General flow

When a new PPPoE session is setup, the authentication policy assigned to the group interface is examined to determine how the session should be authenticated.

If no authentication policy is assigned to the group interface or the pppoe-access-method is set to none, the local user database assigned to the PPPoE node under the group interface is queried either during the PADI phase or during the LCP authentication phase, depending on whether the match-list of the local user database contains the requirement to match on username. If the match-list does not contain the username option, PADI authentication is performed and can specify an authentication policy in the local user database host for an extra RADIUS PAP-CHAP authentication point.
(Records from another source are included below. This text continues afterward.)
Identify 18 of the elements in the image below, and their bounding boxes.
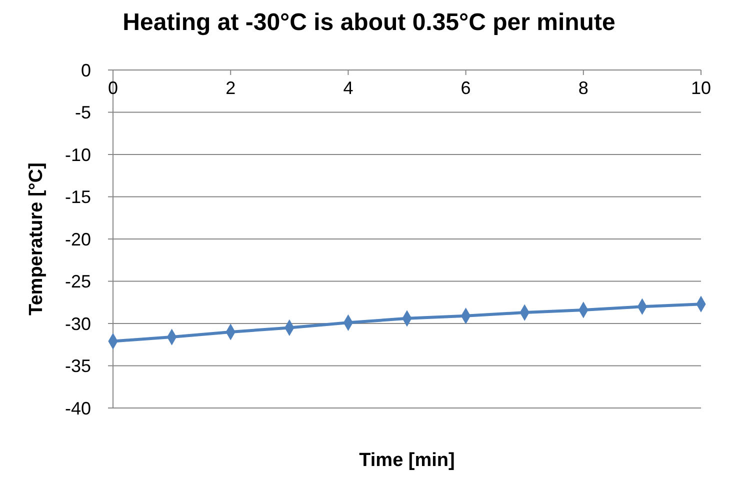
y-axis-title: Temperature [°C] bbox=[26, 162, 47, 316]
chart-title: Heating at -30°C is about 0.35°C per minute bbox=[122, 9, 616, 36]
y-tick-label: -30 bbox=[64, 314, 91, 334]
x-tick-label: 4 bbox=[343, 78, 354, 98]
x-tick-label: 6 bbox=[460, 78, 471, 98]
x-axis-title: Time [min] bbox=[359, 450, 455, 471]
y-tick-label: -20 bbox=[64, 229, 91, 250]
y-tick-label: -5 bbox=[74, 102, 91, 123]
x-tick-label: 10 bbox=[690, 78, 712, 98]
x-tick-label: 2 bbox=[226, 78, 236, 98]
y-tick-label: -15 bbox=[64, 187, 91, 208]
y-tick-label: -40 bbox=[64, 398, 91, 418]
x-tick-label: 0 bbox=[108, 78, 118, 98]
y-tick-label: 0 bbox=[80, 60, 91, 80]
y-tick-label: -10 bbox=[64, 144, 91, 165]
x-tick-label: 8 bbox=[578, 78, 588, 98]
y-tick-label: -35 bbox=[64, 356, 91, 376]
y-tick-label: -25 bbox=[64, 272, 91, 292]
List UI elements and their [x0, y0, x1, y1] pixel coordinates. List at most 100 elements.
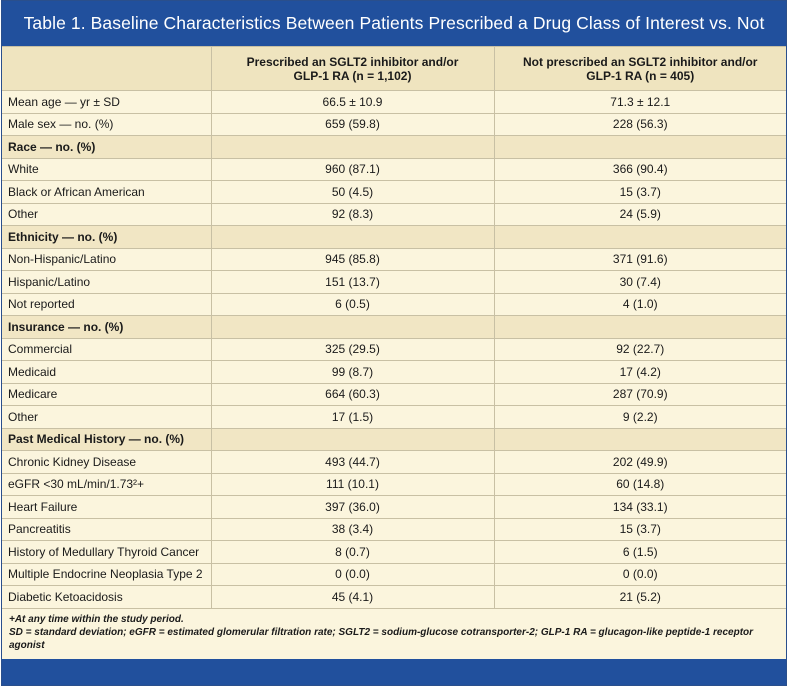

If an authentication policy is assigned and the pppoe-access-method is set to PADI, the RADIUS server is queried for authenticating the session based on the information available when the PADI packet is received (any PPP username and password are not known here). When it is set to PAP-CHAP, the RADIUS server is queried during the LCP authentication phase and the PPP username and password is used for authentication instead of the username and password configured in the authentication policy.

If this authentication is successful, the data returned by RADIUS or the local user database is examined. If no IP address was returned, the DHCP server is now queried for an IP address and possibly other information, such as other DHCP options and ESM strings.

The final step consists of complementing the available information with configured default values (ESM data), after which the host is created if sufficient information is available to instantiate it in subscriber management (at least subscriber ID, subscriber profile, SLA profile, and IP address).

The information that needs to be gathered is divided in three groups, subscriber ID, ESM strings, and IP data. When one of the data sources has offered data for one of these groups, the other sources are no longer allowed to overwrite this data (except for the default ESM data). For example, if RADIUS provides an SLA profile but no subscriber ID and IP address, the data coming from the DHCP server (either through Python or directly from the DHCP option) can no longer overwrite any ESM string, only the subscriber ID and IP data. However, after the DHCP data is processed, a configured default subscriber profile is added to the data before instantiating the host.